Pese al oscurantismo digital, hay cierta necesidad individual y mediática de seguir generando conversación en torno a la amistad, la trinchera que hará que en el siglo XXI no viremos hacia la locura. De algo así va “Good Friend”, el nuevo single de Gia Margaret y el segundo avance de su próximo álbum, “Singing”. El cuarto disco de la de Chicago se publicará el 24 de abril, y tanto esta como “Everyone Around Me Dancing”, el primer sencillo, mantienen el espíritu de folk somnoliento que ha investigado hasta ahora. En ambas, además, se respira ese sentimiento de soledad que acompaña al artista cuando se apagan los focos. Quizá “Singing” trate precisamente de eso: de todo lo que sucede alrededor del canto y no necesariamente del canto en sí. Lo veremos.

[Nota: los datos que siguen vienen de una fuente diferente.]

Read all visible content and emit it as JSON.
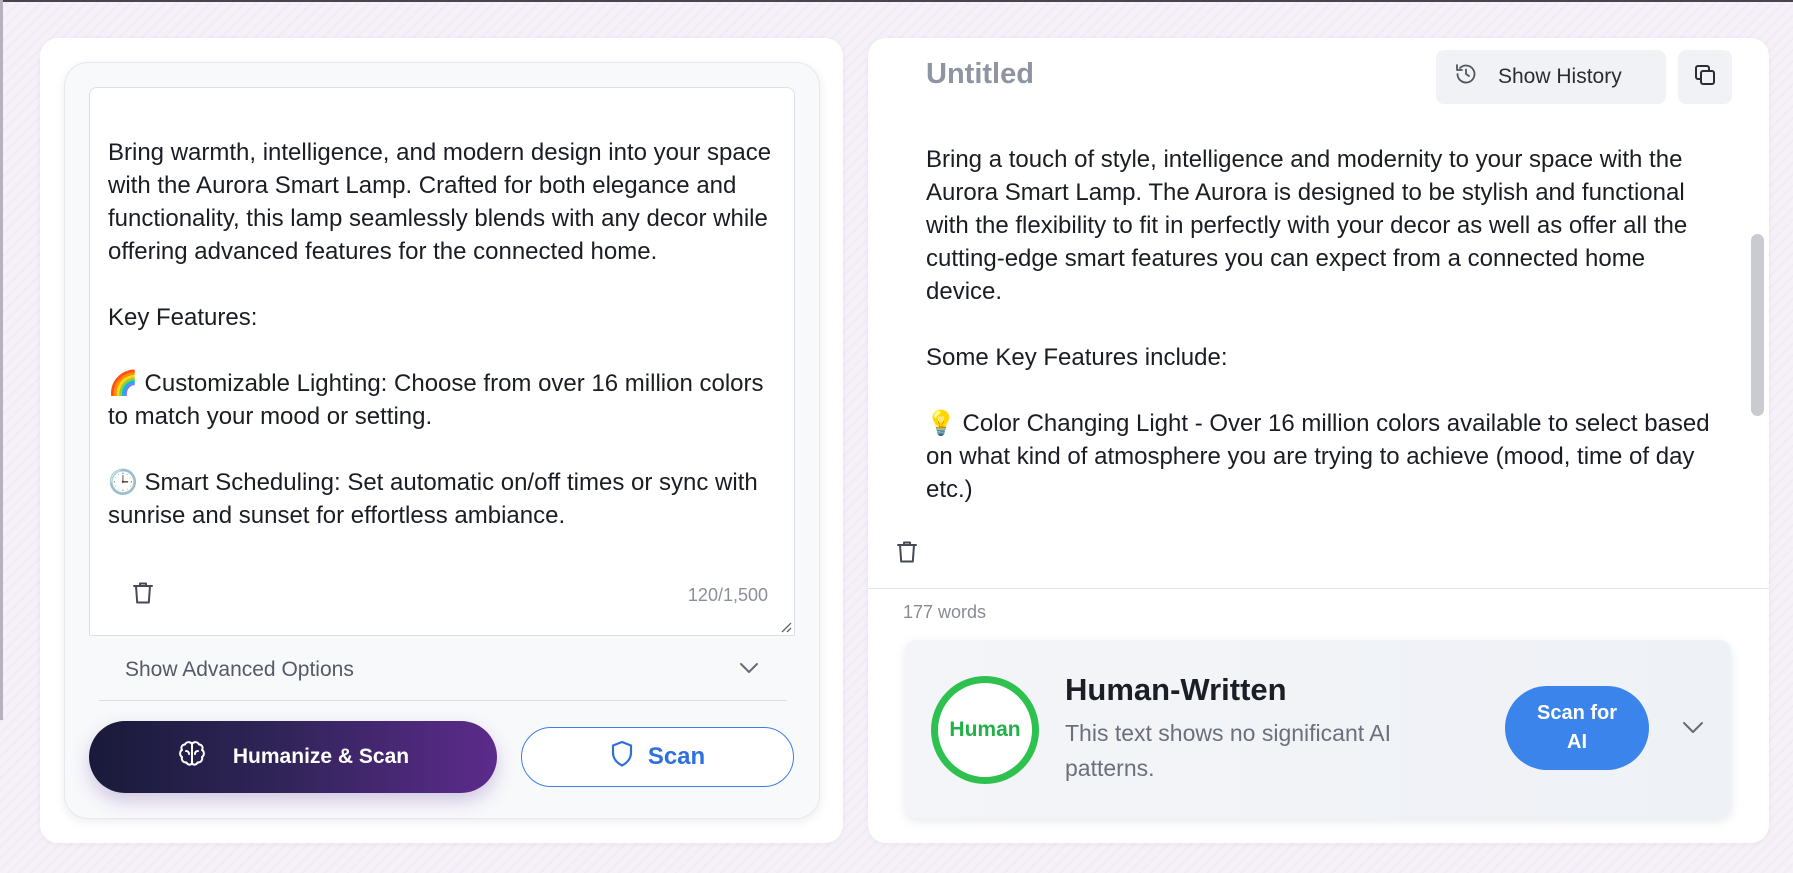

En cualquier caso, “Good Friend” funciona como una pequeña oda a la amistad que sobrevive a la distancia que imponen las giras. Margaret explica que escribió la canción en 2019, tras su primer gran tour estadounidense, cuando sintió que estaba vislumbrando el tono que podría tener su siguiente álbum. Luego llegó la pandemia, las giras canceladas y la incertidumbre, y la canción quedó guardada hasta que volvió a aparecer durante la grabación de “Singing”, cuando necesitaba recuperar cierta ligereza en el proceso creativo. Producida junto a Guy Sigsworth y atravesada por ese gusto suyo por el pop nostálgico de finales de los noventa, el tema incorpora un canto gregoriano para el final a cargo de ILĀ, cofundador del coro London Contemporary Voices. Aunque la producción es algo enrevesada para una canción acústica, la pieza termina diciendo algo bastante simple: que los buenos amigos sostienen cuando todo lo demás se vuelve incierto. O, como ella misma resume, que “mis buenos amigos iluminan mi vida en los peores momentos… y la música también puede ser una buena amiga”.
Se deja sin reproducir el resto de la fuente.